Waris Dirie was born in a family of nomads in Somalia, probably in 1965. At the age of 3 she was victim of female genital mutilation (FGM) a barbarian practice still widespread in many countries in Northern and Eastern Africa. At age 13 she was given in marriage to a 60 years old neighbor - refusing this match she escaped and walked for nine days through the desert until she reached the house of her grandmother in Mogadishu. Rejected by her parents, she was ultimately send as a maid (in fact a slave) for the family of a Somali diplomat living in London. Very badly treated and working only for food, shelter and some old clothes she spend there six years almost never leaving the embassy and not even allowed to watch TV. When in 1985 the family she worked for had to leave Great Britain, she stayed behind, as homeless illegal immigrant. She finally managed to find a janitorial job in a McDonalds and it was there than in 1986 a famous photograph Terence Donovan discovered her, when she was cleaning the floor next to his table...

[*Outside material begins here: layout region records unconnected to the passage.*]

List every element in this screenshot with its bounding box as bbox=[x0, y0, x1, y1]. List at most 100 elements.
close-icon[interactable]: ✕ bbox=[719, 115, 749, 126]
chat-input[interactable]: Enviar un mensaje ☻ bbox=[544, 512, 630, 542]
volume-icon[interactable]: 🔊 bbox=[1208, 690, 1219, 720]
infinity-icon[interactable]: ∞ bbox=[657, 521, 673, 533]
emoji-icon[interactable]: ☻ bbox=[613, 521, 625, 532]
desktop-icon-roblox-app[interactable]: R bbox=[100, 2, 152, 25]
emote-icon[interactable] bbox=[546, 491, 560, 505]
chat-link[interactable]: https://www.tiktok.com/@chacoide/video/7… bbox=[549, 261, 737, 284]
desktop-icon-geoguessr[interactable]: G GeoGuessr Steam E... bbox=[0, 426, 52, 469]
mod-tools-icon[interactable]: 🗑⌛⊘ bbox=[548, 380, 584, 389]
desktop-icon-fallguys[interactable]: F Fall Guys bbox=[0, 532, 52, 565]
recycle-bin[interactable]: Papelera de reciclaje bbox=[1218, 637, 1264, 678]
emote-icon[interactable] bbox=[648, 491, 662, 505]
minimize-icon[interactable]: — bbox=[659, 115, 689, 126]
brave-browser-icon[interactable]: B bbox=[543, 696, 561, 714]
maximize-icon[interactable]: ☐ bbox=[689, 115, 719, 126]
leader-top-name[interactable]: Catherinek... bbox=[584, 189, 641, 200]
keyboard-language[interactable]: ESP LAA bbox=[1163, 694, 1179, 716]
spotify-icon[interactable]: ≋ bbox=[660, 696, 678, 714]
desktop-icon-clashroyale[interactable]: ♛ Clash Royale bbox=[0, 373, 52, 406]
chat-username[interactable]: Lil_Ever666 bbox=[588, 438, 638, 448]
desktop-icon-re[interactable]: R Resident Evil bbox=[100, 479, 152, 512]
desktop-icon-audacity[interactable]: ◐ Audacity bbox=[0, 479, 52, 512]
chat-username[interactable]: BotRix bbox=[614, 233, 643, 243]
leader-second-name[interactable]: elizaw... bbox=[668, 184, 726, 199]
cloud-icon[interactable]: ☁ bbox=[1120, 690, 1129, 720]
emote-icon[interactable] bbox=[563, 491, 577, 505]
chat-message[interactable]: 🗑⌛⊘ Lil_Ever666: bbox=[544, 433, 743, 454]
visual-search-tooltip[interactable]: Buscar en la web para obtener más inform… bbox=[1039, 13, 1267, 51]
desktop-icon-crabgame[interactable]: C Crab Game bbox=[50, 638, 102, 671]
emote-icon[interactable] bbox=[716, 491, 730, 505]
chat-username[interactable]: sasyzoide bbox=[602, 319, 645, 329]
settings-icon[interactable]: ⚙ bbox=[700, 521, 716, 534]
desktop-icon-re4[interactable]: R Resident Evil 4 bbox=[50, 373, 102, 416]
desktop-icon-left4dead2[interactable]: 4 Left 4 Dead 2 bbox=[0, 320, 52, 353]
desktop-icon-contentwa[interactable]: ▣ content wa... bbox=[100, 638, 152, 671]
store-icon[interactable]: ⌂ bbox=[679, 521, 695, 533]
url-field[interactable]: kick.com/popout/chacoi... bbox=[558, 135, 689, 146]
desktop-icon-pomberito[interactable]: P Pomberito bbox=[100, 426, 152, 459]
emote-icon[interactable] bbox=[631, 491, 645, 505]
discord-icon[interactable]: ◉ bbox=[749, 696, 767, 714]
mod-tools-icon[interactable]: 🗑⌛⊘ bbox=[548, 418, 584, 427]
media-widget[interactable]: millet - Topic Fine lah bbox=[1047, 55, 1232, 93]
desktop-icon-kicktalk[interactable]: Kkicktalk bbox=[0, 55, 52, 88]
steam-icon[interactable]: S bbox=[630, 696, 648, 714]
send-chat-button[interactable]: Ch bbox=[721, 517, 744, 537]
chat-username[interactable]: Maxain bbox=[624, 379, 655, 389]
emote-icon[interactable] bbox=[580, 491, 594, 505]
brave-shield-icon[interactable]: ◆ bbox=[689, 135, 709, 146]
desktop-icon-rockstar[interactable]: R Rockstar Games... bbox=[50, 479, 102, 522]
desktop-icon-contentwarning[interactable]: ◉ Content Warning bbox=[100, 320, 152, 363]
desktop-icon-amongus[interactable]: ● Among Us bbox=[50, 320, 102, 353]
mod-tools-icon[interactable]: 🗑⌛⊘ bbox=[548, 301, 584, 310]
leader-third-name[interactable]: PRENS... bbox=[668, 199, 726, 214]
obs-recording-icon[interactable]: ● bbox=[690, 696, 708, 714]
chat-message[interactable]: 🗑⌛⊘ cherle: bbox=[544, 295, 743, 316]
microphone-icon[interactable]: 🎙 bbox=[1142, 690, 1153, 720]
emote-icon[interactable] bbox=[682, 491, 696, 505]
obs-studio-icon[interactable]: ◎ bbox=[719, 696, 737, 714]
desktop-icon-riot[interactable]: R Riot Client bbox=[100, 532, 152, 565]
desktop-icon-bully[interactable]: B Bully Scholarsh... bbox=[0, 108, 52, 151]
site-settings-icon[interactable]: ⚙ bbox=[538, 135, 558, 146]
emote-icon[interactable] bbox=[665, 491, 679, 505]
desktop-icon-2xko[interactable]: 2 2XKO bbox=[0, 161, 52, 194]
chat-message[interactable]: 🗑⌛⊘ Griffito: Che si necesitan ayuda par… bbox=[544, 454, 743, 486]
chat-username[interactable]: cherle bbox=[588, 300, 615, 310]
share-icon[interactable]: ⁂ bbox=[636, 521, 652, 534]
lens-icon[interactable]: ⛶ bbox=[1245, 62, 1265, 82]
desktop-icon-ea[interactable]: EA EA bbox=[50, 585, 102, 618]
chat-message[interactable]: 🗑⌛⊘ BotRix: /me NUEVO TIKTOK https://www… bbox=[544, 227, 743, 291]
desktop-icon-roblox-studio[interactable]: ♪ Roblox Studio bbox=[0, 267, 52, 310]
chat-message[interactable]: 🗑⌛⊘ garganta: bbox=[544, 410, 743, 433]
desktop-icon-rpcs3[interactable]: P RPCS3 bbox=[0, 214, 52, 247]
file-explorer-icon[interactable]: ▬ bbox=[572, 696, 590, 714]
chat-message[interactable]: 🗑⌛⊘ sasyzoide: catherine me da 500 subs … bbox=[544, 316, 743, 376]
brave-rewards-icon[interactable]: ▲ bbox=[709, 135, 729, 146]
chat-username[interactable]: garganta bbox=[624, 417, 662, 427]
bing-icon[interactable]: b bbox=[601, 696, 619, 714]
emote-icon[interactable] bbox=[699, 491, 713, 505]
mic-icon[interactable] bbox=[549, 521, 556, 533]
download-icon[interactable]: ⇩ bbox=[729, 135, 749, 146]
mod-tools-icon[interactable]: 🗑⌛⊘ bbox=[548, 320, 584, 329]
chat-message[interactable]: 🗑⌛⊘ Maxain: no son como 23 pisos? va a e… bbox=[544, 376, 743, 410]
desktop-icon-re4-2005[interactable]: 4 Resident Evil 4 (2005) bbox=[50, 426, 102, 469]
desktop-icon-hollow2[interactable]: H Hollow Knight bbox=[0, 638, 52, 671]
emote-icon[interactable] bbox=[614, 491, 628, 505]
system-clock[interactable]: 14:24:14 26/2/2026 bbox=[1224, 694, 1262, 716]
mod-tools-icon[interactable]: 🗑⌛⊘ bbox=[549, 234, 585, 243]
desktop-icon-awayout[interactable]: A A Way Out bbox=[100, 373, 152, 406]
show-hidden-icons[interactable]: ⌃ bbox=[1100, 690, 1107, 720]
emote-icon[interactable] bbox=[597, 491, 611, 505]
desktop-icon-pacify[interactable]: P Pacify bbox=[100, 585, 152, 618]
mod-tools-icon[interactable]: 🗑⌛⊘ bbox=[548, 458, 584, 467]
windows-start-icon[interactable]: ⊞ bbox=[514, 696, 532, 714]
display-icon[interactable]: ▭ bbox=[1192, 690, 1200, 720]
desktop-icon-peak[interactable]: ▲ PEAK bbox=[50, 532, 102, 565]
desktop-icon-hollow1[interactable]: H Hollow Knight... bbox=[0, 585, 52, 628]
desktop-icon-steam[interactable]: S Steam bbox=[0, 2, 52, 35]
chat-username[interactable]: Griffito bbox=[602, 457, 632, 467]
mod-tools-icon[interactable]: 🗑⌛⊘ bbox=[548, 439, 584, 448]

What followed was a great career of top model, a couple of small movie roles (including in a James Bond movie), the writing of a bestselling autobiography and finally the launching of the first worldwide campaign against female genital mutilation (FGM), a barbarian custom NOT LINKED with any religion, which probably originated in Ancient Egypt at least 3000 years ago, long before the appearance of both Christianism and Islam (and maybe even predating Judaism). This horror is still practiced today in at least 28 states, most of them situated in Northern and Eastern Africa (and also in Yemen and Indonesia). Waris Dirie campaign helped however to start a movement towards the decline and disappearance of FGM.
Today, retired from modelling, mother of two sons, Waris Dirie lives most of the time in Austria and still fights against FGM.
"Desert flower" is a very well done, very realistic and very touching story of her life. Although ultimately very optimistic, this film contains also some scenes which I found harder to watch than most of the horror movies I ever saw... Brace yourself for very hard moments.
In this film the main role is played by an Ethopian top model/actress, Liya Kebede, and she does an excellent job! A child actress, Soraya Omar Scego, plays Waris when she was 13 - and she is even more amazing!
I watched this film with fascination and I was greatly touched by it. I recommend it warmly and I really believe it should be more known around the world.